L’OCDE pointe le « dopage » des constructeurs chinois
BYD, MG, XPeng… En quelques années à peine, les constructeurs chinois sont passés du statut de curiosité exotique à celui d’épouvantail pour les grandes marques européennes. Que ça plaise ou non, il faut reconnaître que leurs voitures ont progressé à pas de géant, tant en matière de qualité que de technologie. Et bien sûr, elles ont l’argument du prix. Or, le rapport de l’OCDE confirme ce que l’on savait déjà : cet avantage ne s’explique pas uniquement par l’efficacité industrielle.
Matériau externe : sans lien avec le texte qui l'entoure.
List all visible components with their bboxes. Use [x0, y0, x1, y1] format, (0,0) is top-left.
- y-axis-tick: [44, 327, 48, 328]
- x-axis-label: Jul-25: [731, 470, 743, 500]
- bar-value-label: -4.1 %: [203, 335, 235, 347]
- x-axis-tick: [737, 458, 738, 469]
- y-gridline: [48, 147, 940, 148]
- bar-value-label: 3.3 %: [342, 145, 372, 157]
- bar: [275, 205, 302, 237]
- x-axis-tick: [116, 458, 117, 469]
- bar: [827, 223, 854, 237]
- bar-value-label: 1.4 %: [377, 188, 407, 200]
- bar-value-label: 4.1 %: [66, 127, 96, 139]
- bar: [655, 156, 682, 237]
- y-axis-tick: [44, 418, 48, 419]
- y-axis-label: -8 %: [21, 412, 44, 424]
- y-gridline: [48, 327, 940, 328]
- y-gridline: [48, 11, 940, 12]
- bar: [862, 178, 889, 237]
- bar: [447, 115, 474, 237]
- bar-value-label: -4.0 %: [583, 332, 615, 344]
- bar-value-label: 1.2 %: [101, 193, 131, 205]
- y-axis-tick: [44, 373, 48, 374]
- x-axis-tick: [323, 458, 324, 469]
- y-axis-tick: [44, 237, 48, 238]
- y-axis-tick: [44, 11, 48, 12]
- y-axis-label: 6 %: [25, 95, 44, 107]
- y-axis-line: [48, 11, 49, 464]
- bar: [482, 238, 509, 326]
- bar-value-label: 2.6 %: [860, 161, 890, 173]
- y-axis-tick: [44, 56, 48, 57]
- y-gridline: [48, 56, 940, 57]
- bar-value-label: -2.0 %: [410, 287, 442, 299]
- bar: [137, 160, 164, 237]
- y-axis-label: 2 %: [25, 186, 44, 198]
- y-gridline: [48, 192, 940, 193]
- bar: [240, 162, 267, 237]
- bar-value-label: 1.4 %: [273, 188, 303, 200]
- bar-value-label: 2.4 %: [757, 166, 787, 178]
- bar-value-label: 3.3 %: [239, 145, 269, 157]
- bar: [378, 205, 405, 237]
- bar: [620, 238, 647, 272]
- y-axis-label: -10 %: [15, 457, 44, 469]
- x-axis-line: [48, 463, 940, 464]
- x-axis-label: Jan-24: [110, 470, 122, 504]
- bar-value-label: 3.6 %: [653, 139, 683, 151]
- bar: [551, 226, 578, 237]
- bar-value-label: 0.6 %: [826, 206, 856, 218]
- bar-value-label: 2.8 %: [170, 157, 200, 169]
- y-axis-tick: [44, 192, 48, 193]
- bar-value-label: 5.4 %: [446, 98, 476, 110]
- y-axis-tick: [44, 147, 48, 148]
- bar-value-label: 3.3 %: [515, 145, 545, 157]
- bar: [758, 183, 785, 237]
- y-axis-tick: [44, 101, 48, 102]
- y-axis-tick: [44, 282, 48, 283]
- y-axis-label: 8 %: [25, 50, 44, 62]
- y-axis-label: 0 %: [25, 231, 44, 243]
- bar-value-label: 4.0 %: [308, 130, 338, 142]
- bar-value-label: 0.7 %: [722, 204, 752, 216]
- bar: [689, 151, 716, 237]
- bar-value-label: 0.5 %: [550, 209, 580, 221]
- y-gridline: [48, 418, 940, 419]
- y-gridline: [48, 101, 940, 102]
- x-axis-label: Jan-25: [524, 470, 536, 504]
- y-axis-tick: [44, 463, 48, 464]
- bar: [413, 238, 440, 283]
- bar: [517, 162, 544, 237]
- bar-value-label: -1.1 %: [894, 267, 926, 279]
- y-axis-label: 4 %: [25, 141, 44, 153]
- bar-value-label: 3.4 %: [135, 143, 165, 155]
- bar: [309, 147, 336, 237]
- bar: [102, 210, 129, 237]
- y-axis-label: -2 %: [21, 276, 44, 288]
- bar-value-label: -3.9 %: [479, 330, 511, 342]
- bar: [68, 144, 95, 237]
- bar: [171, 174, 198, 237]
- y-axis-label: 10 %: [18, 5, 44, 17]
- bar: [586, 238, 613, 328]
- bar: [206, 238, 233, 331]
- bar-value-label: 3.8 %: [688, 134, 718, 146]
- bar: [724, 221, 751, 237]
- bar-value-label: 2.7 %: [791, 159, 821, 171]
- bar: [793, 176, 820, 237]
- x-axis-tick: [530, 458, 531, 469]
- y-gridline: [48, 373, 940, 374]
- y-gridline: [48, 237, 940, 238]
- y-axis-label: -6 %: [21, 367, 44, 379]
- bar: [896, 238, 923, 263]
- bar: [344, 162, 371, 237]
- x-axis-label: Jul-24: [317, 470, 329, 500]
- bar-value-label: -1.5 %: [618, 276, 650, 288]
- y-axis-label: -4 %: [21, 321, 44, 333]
L’organisation estime ainsi qu’en 2024, les constructeurs chinois ont bénéficié de 11,4 milliards de dollars d’aides publiques. A la louche, ce serait quatre fois plus que ce dont profitent leurs concurrents des pays occidentaux. Ces aides, sous forme de subventions directes, de prêts particulièrement avantageux, etc., permettant aux entreprises concernées de financer plus facilement leur croissance et d’accélérer leurs progrès technologiques. En clair, les ingénieurs occidentaux ne sont pas « moins brillants » que les chinois, ils ont juste moins de moyens.
Dopage
Ces soutiens ont donc joué un rôle crucial dans l’expansion des marques chinoises. Selon les calculs de l’organisation, ils comptent pour 60 % des gains de parts de marché réalisés par les entreprises chinoises depuis 2005. Pour comparaison, la moyenne mondiale est de 22 %. L’OCDE va jusqu’à comparer ces mécanismes à une forme de « dopage » économique. Et en économie comme en sport, le dopage est synonyme de concurrence déloyale. Les conclusions de ce rapport donnent donc raison à l’Union Européenne qui, après des années de passivité, a enfin commencé à réagir face à l’appétit chinois. A notre avis, ce feuilleton ne fait que commencer.